Bir amib de su içinde yüzer. Protoplasması çok ince bir zarla çevrelenmiştir. Bir amibe mikroskop altında bakacak olursanız, düzensiz bir kitle şeklinde olduğunu görürsünüz. Hareket ettiği zaman, ön tarafa doğru çıkıntılar uzatır ve arkada kalan kısmı ön tarafa doğru sürükleyerek yüzer. Hydra suda yaşayan küçük bir hayvandır. Sert bir iskeleti yoktur. Vücudu, ucunda bir delik (ağız) bulunan içi boş uzun bir torbadan oluşmuştur. Ağız deliğinin etrafında uzantılar bulunmaktadır. Torba, iki çeperden (birer sıra hücre) yapılmış olup, bu iki çeper arasında peltemsi bir madde bulunur. Her çeperin peltemsi maddeye doğru olan yüzeyinin bazı hücreleri, uzun kas lifleri halini almışlardır. Bu lifler uzayıp, kısalarak hayvanın şeklini ve durumunu değiştirirler.

Uzunluğuna olan liflerin bir tarafta kasılması, hayvanın o tarafa doğru kıvrılmasına sebep olur. Uzunluğuna olan liflerin hepsinin kasılması hayvanın kısalmasını sonuçlar. Çevrel lifler kasıldıkları zaman hayvan daha ince ve uzun bir şekil alır.

Solucanlar

Bir yer solucanının da sert bir iskeleti yoktur. Hücreleri, yapıştırıcı bir maddeyle, birbirlerine yapışmış bulunurlar ve iç organları bağdokuyla yerlerinde tutunurlar. Yer solucanlarının vücudu da kapalı bir boş torba halindedir, ancak bu torbanın içinden boydan boya iki ucu delikli düz bir boru (bağırsak) geçmektedir. Hayvanın vücudunun dış çeperi ile bağırsakarası bir sıvıyla doludur. Hayvanın silindirik şeklini korumasını sağlayan, kasların çalışabilmesi ve böylece hayvanı hare,ket ettirebilmesi için direnç sağlayan bu sıvıdır.

Advertisement

Yer solucanında başlıca iki takım kas vardır, derinin altında bulunan dış kas takımı çevrel durumda, bunların iç tarafında bulunan kas takımıysa uzunluğunadır.
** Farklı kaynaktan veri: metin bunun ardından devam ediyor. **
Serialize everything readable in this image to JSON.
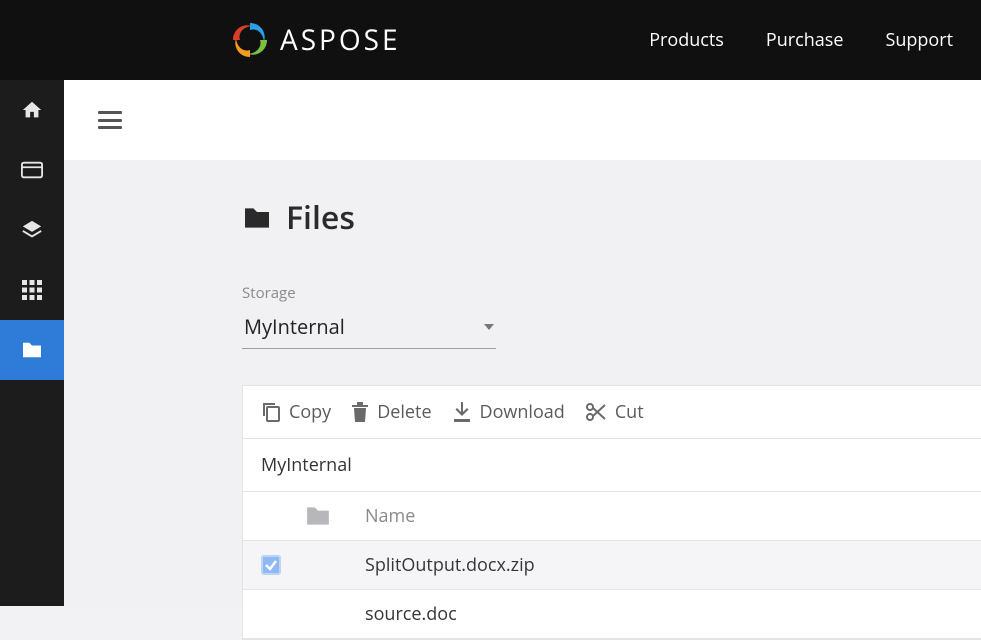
{
  "brand": {
    "name": "ASPOSE"
  },
  "topnav": {
    "products": "Products",
    "purchase": "Purchase",
    "support": "Support"
  },
  "page": {
    "title": "Files"
  },
  "storage": {
    "label": "Storage",
    "selected": "MyInternal"
  },
  "toolbar": {
    "copy": "Copy",
    "delete": "Delete",
    "download": "Download",
    "cut": "Cut"
  },
  "files": {
    "breadcrumb": "MyInternal",
    "columns": {
      "name": "Name"
    },
    "rows": [
      {
        "name": "SplitOutput.docx.zip",
        "selected": true
      },
      {
        "name": "source.doc",
        "selected": false
      }
    ]
  }
}
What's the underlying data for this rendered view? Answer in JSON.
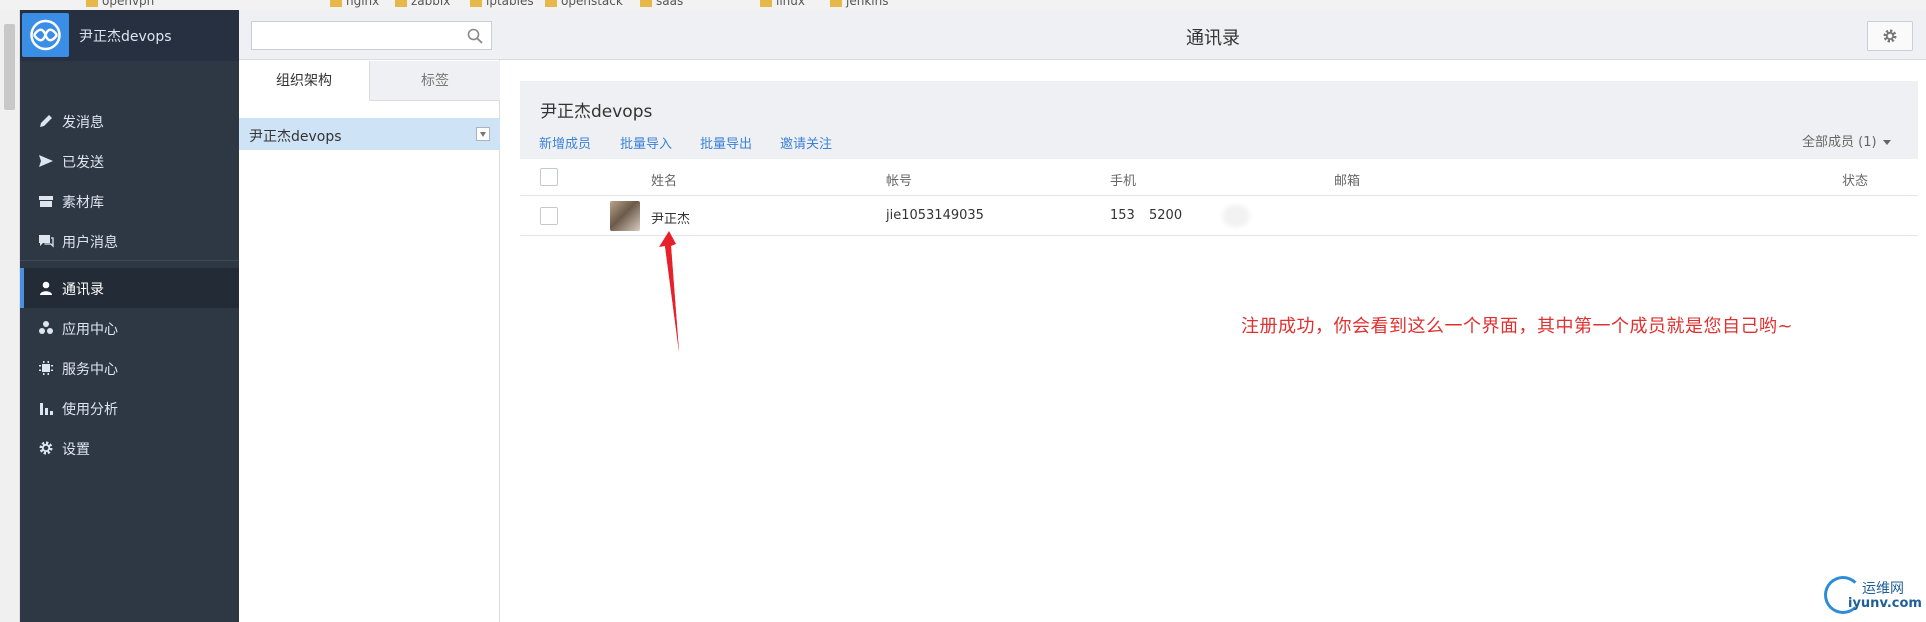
{
  "browser": {
    "bookmarks": [
      "openvpn",
      "nginx",
      "zabbix",
      "iptables",
      "openstack",
      "saas",
      "linux",
      "jenkins"
    ]
  },
  "sidebar": {
    "brand_name": "尹正杰devops",
    "items": [
      {
        "label": "发消息",
        "icon": "pencil-icon"
      },
      {
        "label": "已发送",
        "icon": "send-icon"
      },
      {
        "label": "素材库",
        "icon": "archive-icon"
      },
      {
        "label": "用户消息",
        "icon": "chat-icon"
      },
      {
        "label": "通讯录",
        "icon": "user-icon",
        "active": true
      },
      {
        "label": "应用中心",
        "icon": "apps-icon"
      },
      {
        "label": "服务中心",
        "icon": "service-icon"
      },
      {
        "label": "使用分析",
        "icon": "bar-chart-icon"
      },
      {
        "label": "设置",
        "icon": "gear-icon"
      }
    ]
  },
  "org_panel": {
    "search": {
      "placeholder": "",
      "value": ""
    },
    "tabs": [
      "组织架构",
      "标签"
    ],
    "active_tab": "组织架构",
    "tree_node": "尹正杰devops"
  },
  "main": {
    "title": "通讯录",
    "org_title": "尹正杰devops",
    "actions": [
      "新增成员",
      "批量导入",
      "批量导出",
      "邀请关注"
    ],
    "filter": "全部成员 (1)",
    "columns": [
      "姓名",
      "帐号",
      "手机",
      "邮箱",
      "状态"
    ],
    "rows": [
      {
        "name": "尹正杰",
        "account": "jie1053149035",
        "phone_prefix": "153",
        "phone_suffix": "5200",
        "email": "",
        "status": ""
      }
    ]
  },
  "annotation": {
    "text": "注册成功，你会看到这么一个界面，其中第一个成员就是您自己哟~",
    "color": "#e03030"
  },
  "watermark": {
    "cn": "运维网",
    "en": "iyunv.com"
  },
  "colors": {
    "sidebar_bg": "#2e3744",
    "accent": "#4a90e2",
    "link": "#3c82d8",
    "selected_node": "#cfe3f7"
  }
}
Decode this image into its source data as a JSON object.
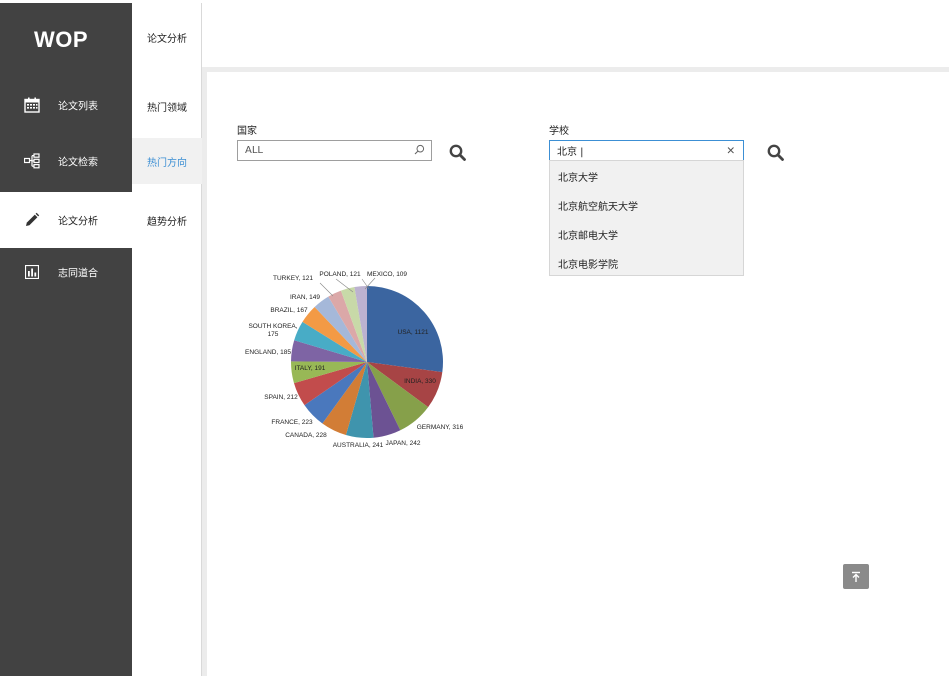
{
  "app": {
    "logo": "WOP"
  },
  "sidebar": {
    "items": [
      {
        "label": "论文列表",
        "icon": "calendar-icon"
      },
      {
        "label": "论文检索",
        "icon": "sitemap-icon"
      },
      {
        "label": "论文分析",
        "icon": "pencil-icon",
        "active": true
      },
      {
        "label": "志同道合",
        "icon": "bar-chart-icon"
      }
    ]
  },
  "subnav": {
    "title": "论文分析",
    "items": [
      {
        "label": "热门领域"
      },
      {
        "label": "热门方向",
        "active": true
      },
      {
        "label": "趋势分析"
      }
    ]
  },
  "filters": {
    "country": {
      "label": "国家",
      "value": "ALL"
    },
    "school": {
      "label": "学校",
      "value": "北京 |"
    }
  },
  "dropdown": {
    "options": [
      "北京大学",
      "北京航空航天大学",
      "北京邮电大学",
      "北京电影学院"
    ]
  },
  "chart_data": {
    "type": "pie",
    "categories": [
      "USA",
      "INDIA",
      "GERMANY",
      "JAPAN",
      "AUSTRALIA",
      "CANADA",
      "FRANCE",
      "SPAIN",
      "ITALY",
      "ENGLAND",
      "SOUTH KOREA",
      "BRAZIL",
      "IRAN",
      "TURKEY",
      "POLAND",
      "MEXICO"
    ],
    "values": [
      1121,
      330,
      316,
      242,
      241,
      228,
      223,
      212,
      191,
      185,
      175,
      167,
      149,
      121,
      121,
      109
    ],
    "labels": [
      "USA, 1121",
      "INDIA, 330",
      "GERMANY, 316",
      "JAPAN, 242",
      "AUSTRALIA, 241",
      "CANADA, 228",
      "FRANCE, 223",
      "SPAIN, 212",
      "ITALY, 191",
      "ENGLAND, 185",
      "SOUTH KOREA, 175",
      "BRAZIL, 167",
      "IRAN, 149",
      "TURKEY, 121",
      "POLAND, 121",
      "MEXICO, 109"
    ],
    "colors": [
      "#3b65a0",
      "#a74445",
      "#86a04a",
      "#6c5293",
      "#3f94ad",
      "#d27d36",
      "#4a78bd",
      "#c24c4c",
      "#98b856",
      "#7e64a4",
      "#48acc6",
      "#f39a45",
      "#a5b8d9",
      "#dba8a8",
      "#c8d9a8",
      "#bcb2d0"
    ]
  }
}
Çevrel kaslar kasıldığı zaman, uzunluğuna olan kaslar uzar ve böylece hayvan ince uzun bir şekil alır.

Solucanın Yapısı

Solucanın Yapısı

Solucan hareket edeceği zaman, bu işlem ön tarafta başlar ve arkaya doğru yayılır. Arka halkalarda bulunan sert tüyler toprağın içine girerek solucanın arkaya doğru kaymasına engel olur. Ön halkalar öne doğru yeter derecede uzandıkları ve buradaki tüyler sağlam bir dayanak buldukları zaman arka halkalardaki tüyler takıldıkları yeri bırakır ve böylece solucanın arka kısmı öne doğru çekilmiş olur. Genellikle bu iş tamamlanmadan evvel, uzunluğuna kas liflerinin kısalması ve çevrel kas liflerinin gevşemesiyle, solucanın ön kısmı şişman bir durum almaya başlamış bulunur. Bu yüzden solucanın vücudu sırayla, incelip, kalınlaşır.

Kaslarla bağırsak arasındaki sıvıyla dolu olan boşluk, halkalar arasında dikey bölmelerle ayrılmış bulunur. Kaslar çalıştığı zaman sıvıyı iter ve böylece basıncını çoğaltmış olur. Bu basınç artması bölme şiştiği zaman, yanındaki bölmeye yayılır. Bölmeler kastan yapılmış olduklarından, sıvının itmesine karşı koyarlar. Bu yüzden kasların itiş etkisi, aynı zamanda, ancak birkaç halkada görülür.

Denizlerde oyuklar içinde yaşayan, örneğin kum kurdu gibi, kurtlarda vücut boşluğu içindeki sıvı, kurdun kıyılarda çamur ve kumu kolaylıkla delebilmesini sağlaması bakımından önemlidir. Kurdun yuvasını kazması için genellikle iki, üç dakika yettiği halde, bir şırıngayla sıvıdan az bir miktar alındığı zaman, bu süre üç katına yükselir.